Ab 7 Jahre - Mimi macht´s möglich
Mimis und Heinis Erlebnisse machen Spaß
Mimi muss zu Hause einiges aushalten: Mal vermasselt ihr die kleine Schwester Heini das Bohnen-Experiment, mal kreischt sie laut herum, weil sie nur noch orangefarbene Gummibärchen essen will, mal hält sie alle auf Trab, weil sie ihren geliebten Hasi Hoppela verloren hat. Die Dreijährige hat ihre Familie bestens im Griff – die Neunjährige steckt genervt zurück. Dabei bräuchte Mimi gerade jetzt Zeit und Ruhe für sich, steht in der Schule doch die große Kunst-Nacht an. Eine Ausstellung zu der alle Schüler beitragen sollen. Mimi ist begeistert, sie malt gerne. Nur: was? Wie? Und vor allem: wann? Wenn Heini doch dauernd die Aufmerksamkeit auf sich lenkt …
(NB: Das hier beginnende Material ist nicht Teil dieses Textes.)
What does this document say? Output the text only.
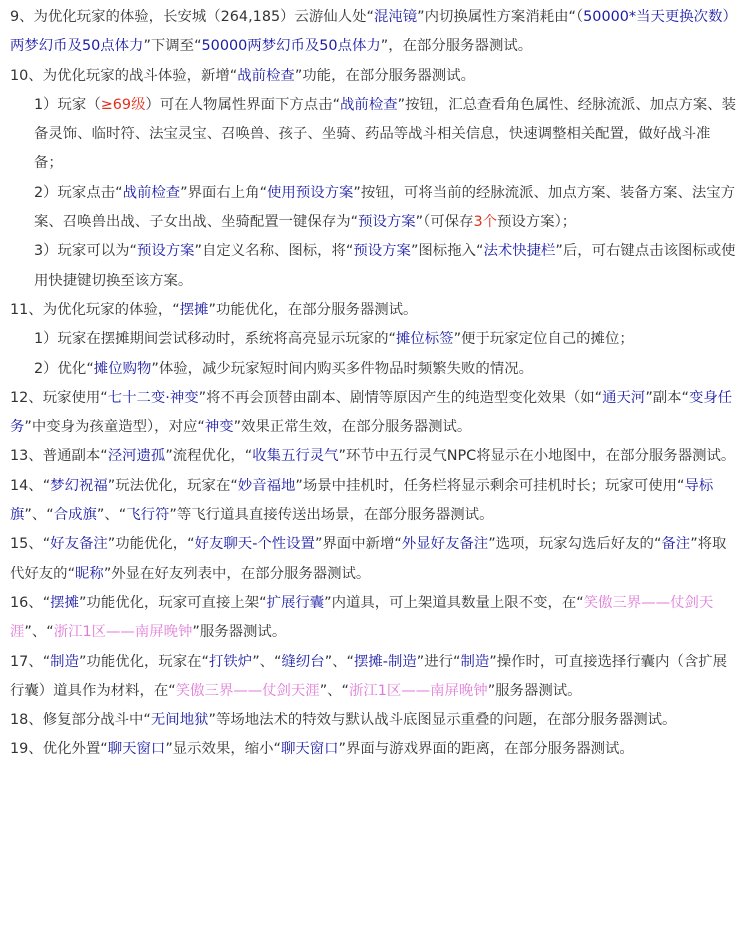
9、为优化玩家的体验，长安城（264,185）云游仙人处“混沌镜”内切换属性方案消耗由“（50000*当天更换次数）两梦幻币及50点体力”下调至“50000两梦幻币及50点体力”，在部分服务器测试。

10、为优化玩家的战斗体验，新增“战前检查”功能，在部分服务器测试。

1）玩家（≥69级）可在人物属性界面下方点击“战前检查”按钮，汇总查看角色属性、经脉流派、加点方案、装备灵饰、临时符、法宝灵宝、召唤兽、孩子、坐骑、药品等战斗相关信息，快速调整相关配置，做好战斗准备；

2）玩家点击“战前检查”界面右上角“使用预设方案”按钮，可将当前的经脉流派、加点方案、装备方案、法宝方案、召唤兽出战、子女出战、坐骑配置一键保存为“预设方案”（可保存3个预设方案）；

3）玩家可以为“预设方案”自定义名称、图标，将“预设方案”图标拖入“法术快捷栏”后，可右键点击该图标或使用快捷键切换至该方案。

11、为优化玩家的体验，“摆摊”功能优化，在部分服务器测试。

1）玩家在摆摊期间尝试移动时，系统将高亮显示玩家的“摊位标签”便于玩家定位自己的摊位；

2）优化“摊位购物”体验，减少玩家短时间内购买多件物品时频繁失败的情况。

12、玩家使用“七十二变·神变”将不再会顶替由副本、剧情等原因产生的纯造型变化效果（如“通天河”副本“变身任务”中变身为孩童造型），对应“神变”效果正常生效，在部分服务器测试。

13、普通副本“泾河遗孤”流程优化，“收集五行灵气”环节中五行灵气NPC将显示在小地图中，在部分服务器测试。

14、“梦幻祝福”玩法优化，玩家在“妙音福地”场景中挂机时，任务栏将显示剩余可挂机时长；玩家可使用“导标旗”、“合成旗”、“飞行符”等飞行道具直接传送出场景，在部分服务器测试。

15、“好友备注”功能优化，“好友聊天-个性设置”界面中新增“外显好友备注”选项，玩家勾选后好友的“备注”将取代好友的“昵称”外显在好友列表中，在部分服务器测试。

16、“摆摊”功能优化，玩家可直接上架“扩展行囊”内道具，可上架道具数量上限不变，在“笑傲三界——仗剑天涯”、“浙江1区——南屏晚钟”服务器测试。

17、“制造”功能优化，玩家在“打铁炉”、“缝纫台”、“摆摊-制造”进行“制造”操作时，可直接选择行囊内（含扩展行囊）道具作为材料，在“笑傲三界——仗剑天涯”、“浙江1区——南屏晚钟”服务器测试。

18、修复部分战斗中“无间地狱”等场地法术的特效与默认战斗底图显示重叠的问题，在部分服务器测试。

19、优化外置“聊天窗口”显示效果，缩小“聊天窗口”界面与游戏界面的距离，在部分服务器测试。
Mimi merkt, dass sie lernen muss, sich abzugrenzen und sich auf das zu konzentrieren, was sie tun will. In der Bibliothek kommt sie dem Künstler Henri Matisse auf die Spur und probiert aus, mit der "Schere zu zeichnen". So gelingt es ihr in letzter Minute doch, ihren kreativen Beitrag zur Kunst-Nacht zu leisten. Aber natürlich hat auch Heini einiges mit der ausgefeilten Schnitttechnik zu tun, die Mimi ihrem Bild angedeihen lässt.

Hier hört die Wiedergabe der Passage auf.